I moved from Florida to Seattle five years ago, after working in various technology roles across different sectors. At Microsoft, I have been involved in accelerating the Power Apps and Dynamics platforms, which enable low-code / no-code development of business applications.
For the past five months, I have been focused on Semantic Kernel, which is an open-source project that makes adding intelligence to new and existing apps approachable for app owners to help increase productivity for their users.
I have always been interested in machine learning and how it can help increase user productivity. I had the chance to lead the AI Builder team, a few years ago, for a brief period and it was amazing to see the power of the models.
🛠 ML Work
Your recent work at Microsoft has been focused on the Semantic Kernel (SK) framework, which was recently open-sourced. Could you please elaborate on the vision and history of the project?

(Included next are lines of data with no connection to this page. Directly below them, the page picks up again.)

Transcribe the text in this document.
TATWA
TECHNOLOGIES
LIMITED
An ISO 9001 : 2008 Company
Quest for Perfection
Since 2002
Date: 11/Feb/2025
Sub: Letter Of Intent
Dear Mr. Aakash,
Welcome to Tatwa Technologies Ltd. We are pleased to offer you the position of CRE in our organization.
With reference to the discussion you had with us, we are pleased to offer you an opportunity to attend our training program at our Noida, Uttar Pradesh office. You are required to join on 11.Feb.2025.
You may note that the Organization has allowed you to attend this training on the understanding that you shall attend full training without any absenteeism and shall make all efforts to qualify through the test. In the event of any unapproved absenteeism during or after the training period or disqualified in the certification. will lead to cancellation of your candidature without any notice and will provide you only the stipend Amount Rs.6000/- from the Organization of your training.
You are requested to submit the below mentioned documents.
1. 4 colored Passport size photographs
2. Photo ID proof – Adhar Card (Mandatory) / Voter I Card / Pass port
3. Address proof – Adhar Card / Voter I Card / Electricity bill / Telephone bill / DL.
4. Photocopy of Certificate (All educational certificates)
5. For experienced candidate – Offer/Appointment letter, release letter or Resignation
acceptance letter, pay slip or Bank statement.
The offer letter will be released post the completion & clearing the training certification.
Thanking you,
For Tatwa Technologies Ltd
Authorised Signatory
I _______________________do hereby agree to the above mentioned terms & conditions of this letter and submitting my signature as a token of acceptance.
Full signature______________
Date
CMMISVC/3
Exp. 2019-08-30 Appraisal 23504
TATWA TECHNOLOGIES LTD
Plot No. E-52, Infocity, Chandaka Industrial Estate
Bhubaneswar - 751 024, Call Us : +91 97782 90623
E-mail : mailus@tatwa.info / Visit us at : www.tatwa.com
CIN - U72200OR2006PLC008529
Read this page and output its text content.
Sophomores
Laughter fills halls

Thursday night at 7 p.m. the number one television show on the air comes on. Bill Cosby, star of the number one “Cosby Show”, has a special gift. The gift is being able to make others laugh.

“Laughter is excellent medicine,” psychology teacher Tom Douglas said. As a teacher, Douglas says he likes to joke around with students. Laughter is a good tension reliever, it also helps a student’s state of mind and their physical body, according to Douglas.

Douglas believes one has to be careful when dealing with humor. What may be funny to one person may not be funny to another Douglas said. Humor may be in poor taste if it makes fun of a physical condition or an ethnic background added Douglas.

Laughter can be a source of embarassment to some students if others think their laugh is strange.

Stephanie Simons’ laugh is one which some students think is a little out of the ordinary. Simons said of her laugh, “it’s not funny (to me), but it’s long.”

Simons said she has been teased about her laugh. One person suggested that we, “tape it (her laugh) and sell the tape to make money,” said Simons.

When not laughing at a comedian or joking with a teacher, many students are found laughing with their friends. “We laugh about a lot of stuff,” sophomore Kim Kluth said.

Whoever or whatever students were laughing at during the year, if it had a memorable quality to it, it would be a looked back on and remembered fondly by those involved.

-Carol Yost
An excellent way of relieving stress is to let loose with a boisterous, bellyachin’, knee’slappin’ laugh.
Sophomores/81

For several years, Microsoft has been on the forefront of advancements in supercomputing and machine learning, and we've seen the industry train large AI models that can accomplish a wide variety of tasks using natural language —from summarizing and generating text, to generating photorealistic images, to writing sophisticated computer code. We quickly realized the power of these models and what they will be able to unlock for people, developers and organizations. As a team we realized that we needed to share what we learned with a broad open-source community, which we did in March 2023.
It has been exciting to keep learning with the community and see how people around the world are building on top of Semantic Kernel and using it in their organizations to solve real-world business problems.
We will continue to listen to the community and build with them features that will empower the productivity gains we envisioned from the start.
Could you drill down into the different components of the SK architecture and their relevance to LLM-based applications?
Semantic Kernel is a platform that enables developers to create powerful and complex AI applications using large language models (LLMs) as building blocks. It allows developers to leverage the capabilities of LLMs without having to write complex code or train custom models. Semantic Kernel at its core is an orchestration engine (the kernel) and hooks to multiple other systems.
There are a few core components in Semantic Kernel:
Kernel
Planner
AI Skills
Memories
But it all starts with an Ask from a user (a problem or task that needs to be completed). An ask from a user might be, “summarize this text, create a Word document from the summary, email my boss a link to the Word doc and remind me to follow up on the email in a week”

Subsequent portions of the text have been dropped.